Huawei a dévoilé le 25 mai à Shanghai une « loi d'échelle Tau » et une architecture baptisée LogicFolding pour produire des semiconducteurs à densité équivalente 1,4 nanomètre d'ici 2031. L'entreprise contournerait ainsi les sanctions américaines qui lui interdisent l'accès aux machines de lithographie ultraviolette extrême depuis 2019.

À l'intérieur d'un laboratoire de SMIC, le fondeur d'Huawei. © SMIC
À l'intérieur d'un laboratoire de SMIC, le fondeur d'Huawei. © SMIC

He Tingbo, présidente de HiSilicon, la division puces de Huawei, a présenté la loi Tau lors de la conférence ISCAS à Shanghai. Le système empile plusieurs couches de transistors les unes sur les autres plutôt que de les graver plus finement sur un seul plan. Cette approche augmente la densité de composants par millimètre carré sans réduire la taille physique de chaque transistor.

Les sanctions américaines depuis 2019

Huawei affirme avoir déjà produit 381 puces selon ce principe. Le prochain processeur Kirin pour la gamme Mate, attendu à l'automne 2026, atteindrait 238 millions de transistors par millimètre carré. C'est plus que les 224 millions du procédé N3P de TSMC, le leader taïwanais qui fabrique les puces Apple et Nvidia.

La formulation « densité équivalente » cache une nuance importante. Une architecture empilée peut égaler ou dépasser la densité d'un vrai nœud 1,4 nm sans résoudre les problèmes de rendement, de consommation électrique et, surtout, de dissipation thermique associés à une gravure native à cette échelle. Paul Triolo, analyste chez DGA Group, note qu'« un design empilé peut produire des gains de densité effectifs, mais cela ne signifie pas que Huawei a résolu l'ensemble des défis liés à une fabrication réelle en 1,4 nm ».

Les États-Unis ont placé Huawei sur l'Entity List en mai 2019, interdisant aux entreprises américaines de lui vendre des composants sans autorisation. En 2022, Washington a étendu le contrôle aux machines de lithographie EUV fabriquées par le néerlandais ASML, seul fournisseur mondial de cet équipement critique pour graver des puces en dessous de 7 nanomètres.

ASML a cessé de livrer Huawei et son partenaire chinois SMIC, le fondeur qui produit les Kirin. Les deux entreprises ont néanmoins réussi à sortir le Mate 60 en 2023 avec un processeur gravé en 7 nanomètres, une prouesse technique inattendue qui a surpris l'industrie. L'action SMIC a bondi de 7,6 % le jour de l'annonce Tau.

L'Europe sous-finance son plan semiconducteurs

Le think tank Bruegel a publié en mai 2026 un rapport montrant que l'Union européenne n'a approuvé que 13,75 milliards d'euros d'aides d'État sur les 43 milliards visés par le Chips Act européen. Les projets STMicroelectronics-GlobalFoundries à Crolles et Zeiss en Allemagne progressent lentement, en partie à cause des contraintes budgétaires nationales.

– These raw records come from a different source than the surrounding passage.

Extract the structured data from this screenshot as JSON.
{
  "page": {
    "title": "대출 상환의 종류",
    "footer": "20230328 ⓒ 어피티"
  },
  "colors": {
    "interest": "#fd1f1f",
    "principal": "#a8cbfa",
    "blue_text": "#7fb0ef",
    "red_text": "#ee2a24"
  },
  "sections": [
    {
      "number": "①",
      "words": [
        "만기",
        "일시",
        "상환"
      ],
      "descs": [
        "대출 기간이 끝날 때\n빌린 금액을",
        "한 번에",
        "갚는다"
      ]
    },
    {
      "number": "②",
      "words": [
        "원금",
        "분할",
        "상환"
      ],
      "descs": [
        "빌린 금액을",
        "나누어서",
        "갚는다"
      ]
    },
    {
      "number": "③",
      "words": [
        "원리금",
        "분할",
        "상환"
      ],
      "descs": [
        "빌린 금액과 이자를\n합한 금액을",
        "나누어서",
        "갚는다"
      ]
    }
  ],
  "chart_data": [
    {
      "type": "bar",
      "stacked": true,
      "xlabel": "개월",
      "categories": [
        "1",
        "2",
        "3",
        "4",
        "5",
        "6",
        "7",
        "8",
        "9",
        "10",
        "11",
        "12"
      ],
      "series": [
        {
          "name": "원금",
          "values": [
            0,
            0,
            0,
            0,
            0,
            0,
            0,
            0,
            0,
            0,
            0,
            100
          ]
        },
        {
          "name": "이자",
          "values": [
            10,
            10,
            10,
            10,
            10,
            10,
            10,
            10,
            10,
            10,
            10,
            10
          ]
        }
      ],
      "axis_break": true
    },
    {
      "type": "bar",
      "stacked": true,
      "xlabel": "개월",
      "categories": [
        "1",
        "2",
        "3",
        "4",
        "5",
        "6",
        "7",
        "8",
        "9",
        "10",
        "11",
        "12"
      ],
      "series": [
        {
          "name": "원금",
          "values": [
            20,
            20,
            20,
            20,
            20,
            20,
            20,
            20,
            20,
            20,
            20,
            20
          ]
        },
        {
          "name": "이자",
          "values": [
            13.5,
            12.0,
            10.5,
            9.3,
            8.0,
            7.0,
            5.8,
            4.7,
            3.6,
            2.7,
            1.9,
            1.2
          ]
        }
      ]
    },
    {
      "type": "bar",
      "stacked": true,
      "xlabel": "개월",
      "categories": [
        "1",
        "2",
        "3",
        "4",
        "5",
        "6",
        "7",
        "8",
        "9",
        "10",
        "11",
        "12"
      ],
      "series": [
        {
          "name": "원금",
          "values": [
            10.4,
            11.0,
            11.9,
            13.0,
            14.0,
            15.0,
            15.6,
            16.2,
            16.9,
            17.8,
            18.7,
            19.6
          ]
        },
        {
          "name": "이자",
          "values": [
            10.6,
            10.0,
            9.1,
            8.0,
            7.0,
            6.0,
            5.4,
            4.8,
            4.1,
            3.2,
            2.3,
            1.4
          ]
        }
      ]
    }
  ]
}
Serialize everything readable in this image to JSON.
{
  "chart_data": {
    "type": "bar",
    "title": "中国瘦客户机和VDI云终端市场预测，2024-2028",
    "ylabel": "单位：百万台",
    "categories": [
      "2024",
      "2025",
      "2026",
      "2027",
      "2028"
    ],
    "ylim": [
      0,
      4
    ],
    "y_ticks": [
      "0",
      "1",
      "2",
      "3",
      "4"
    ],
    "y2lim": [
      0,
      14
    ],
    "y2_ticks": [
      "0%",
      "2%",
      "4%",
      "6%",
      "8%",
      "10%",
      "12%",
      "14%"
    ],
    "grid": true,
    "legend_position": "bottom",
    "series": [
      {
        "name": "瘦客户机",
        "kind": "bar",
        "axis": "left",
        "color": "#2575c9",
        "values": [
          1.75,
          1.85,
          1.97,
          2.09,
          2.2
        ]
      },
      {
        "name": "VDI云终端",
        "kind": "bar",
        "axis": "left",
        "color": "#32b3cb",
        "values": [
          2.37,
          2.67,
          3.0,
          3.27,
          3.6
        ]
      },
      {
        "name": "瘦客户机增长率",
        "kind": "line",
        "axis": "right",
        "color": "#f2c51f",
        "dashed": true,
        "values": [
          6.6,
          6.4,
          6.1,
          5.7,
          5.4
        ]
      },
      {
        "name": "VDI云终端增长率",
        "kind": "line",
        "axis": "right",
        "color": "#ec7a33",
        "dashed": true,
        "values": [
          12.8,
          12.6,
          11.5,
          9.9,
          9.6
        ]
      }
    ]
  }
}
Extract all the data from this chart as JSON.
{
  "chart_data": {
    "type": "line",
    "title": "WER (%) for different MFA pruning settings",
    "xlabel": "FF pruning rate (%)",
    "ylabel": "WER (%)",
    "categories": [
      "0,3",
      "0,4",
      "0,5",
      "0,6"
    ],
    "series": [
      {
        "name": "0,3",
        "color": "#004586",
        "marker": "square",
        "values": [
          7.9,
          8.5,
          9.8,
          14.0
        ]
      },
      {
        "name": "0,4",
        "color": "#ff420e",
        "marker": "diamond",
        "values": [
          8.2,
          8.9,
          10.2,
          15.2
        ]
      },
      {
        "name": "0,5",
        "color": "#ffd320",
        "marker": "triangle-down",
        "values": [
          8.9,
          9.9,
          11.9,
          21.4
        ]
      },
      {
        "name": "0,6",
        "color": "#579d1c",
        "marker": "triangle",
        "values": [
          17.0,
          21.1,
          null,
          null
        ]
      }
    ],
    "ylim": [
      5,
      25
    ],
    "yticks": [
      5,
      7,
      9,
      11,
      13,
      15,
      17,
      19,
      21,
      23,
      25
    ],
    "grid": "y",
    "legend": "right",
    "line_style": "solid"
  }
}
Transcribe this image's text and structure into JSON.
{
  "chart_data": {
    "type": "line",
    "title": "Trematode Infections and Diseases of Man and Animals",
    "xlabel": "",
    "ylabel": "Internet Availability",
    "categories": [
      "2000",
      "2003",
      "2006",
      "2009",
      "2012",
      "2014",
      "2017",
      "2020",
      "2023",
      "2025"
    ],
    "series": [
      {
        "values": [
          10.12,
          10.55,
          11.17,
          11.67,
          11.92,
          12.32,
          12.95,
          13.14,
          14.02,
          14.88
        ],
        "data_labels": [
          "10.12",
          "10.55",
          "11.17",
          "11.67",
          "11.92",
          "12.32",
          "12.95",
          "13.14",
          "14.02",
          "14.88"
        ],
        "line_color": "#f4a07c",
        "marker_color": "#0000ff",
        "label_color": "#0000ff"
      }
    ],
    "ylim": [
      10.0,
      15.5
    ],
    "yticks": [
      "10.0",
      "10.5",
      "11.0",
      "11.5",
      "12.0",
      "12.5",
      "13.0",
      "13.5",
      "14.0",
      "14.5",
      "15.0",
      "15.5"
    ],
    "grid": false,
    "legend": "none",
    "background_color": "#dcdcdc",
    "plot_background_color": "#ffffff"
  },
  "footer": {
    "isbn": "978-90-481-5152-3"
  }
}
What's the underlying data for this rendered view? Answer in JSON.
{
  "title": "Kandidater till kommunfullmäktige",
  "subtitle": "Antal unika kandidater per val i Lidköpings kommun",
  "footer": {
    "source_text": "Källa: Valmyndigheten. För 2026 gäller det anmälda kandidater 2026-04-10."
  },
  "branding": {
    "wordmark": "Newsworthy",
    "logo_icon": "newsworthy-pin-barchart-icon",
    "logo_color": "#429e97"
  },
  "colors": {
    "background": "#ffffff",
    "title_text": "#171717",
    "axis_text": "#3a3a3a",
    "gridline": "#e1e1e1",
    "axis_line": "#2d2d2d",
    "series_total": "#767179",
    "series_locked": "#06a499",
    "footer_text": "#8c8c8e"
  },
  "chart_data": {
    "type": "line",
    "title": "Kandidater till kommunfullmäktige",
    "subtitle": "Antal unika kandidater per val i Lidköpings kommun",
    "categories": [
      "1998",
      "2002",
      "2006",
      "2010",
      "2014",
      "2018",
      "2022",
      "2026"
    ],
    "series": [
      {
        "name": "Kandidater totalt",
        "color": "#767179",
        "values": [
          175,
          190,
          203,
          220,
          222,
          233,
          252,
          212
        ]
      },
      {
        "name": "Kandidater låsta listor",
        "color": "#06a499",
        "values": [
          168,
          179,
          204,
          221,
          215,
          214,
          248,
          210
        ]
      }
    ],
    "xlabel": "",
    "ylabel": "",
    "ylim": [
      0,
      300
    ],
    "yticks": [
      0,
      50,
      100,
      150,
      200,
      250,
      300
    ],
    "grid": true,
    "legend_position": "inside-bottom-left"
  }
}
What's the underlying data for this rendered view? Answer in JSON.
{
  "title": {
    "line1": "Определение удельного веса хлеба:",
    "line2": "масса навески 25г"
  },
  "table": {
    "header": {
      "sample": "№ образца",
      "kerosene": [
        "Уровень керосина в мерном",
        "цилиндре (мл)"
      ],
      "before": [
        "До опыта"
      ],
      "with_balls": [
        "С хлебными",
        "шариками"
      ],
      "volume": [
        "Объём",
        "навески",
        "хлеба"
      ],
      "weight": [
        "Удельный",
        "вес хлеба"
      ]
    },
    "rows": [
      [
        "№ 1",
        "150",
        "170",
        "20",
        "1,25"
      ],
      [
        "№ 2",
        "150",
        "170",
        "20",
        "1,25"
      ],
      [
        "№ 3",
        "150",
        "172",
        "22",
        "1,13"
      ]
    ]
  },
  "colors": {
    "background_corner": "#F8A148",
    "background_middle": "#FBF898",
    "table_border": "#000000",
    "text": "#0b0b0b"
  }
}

Le 22 mai, Emmanuel Macron a annoncé une enveloppe supplémentaire de 550 millions d'euros pour les semiconducteurs dans le cadre de France 2030. C'est un ordre de grandeur en dessous des investissements chinois ou américains. Ni ASML, ni la Commission européenne, ni Bercy n'ont réagi publiquement à l'annonce Huawei au moment où ces lignes sont écrites.

TSMC prévoit de lancer la production de masse en 1,4 nm en 2028, soit trois ans avant l'objectif affiché par Huawei. Mais si LogicFolding tient ses promesses de densité, l'écart technologique pourrait se réduire sans que Pékin ait besoin d'accéder aux machines interdites par Washington. Pour l'Europe, le silence face à cette annonce pourrait coûter plus cher qu'une réaction tardive.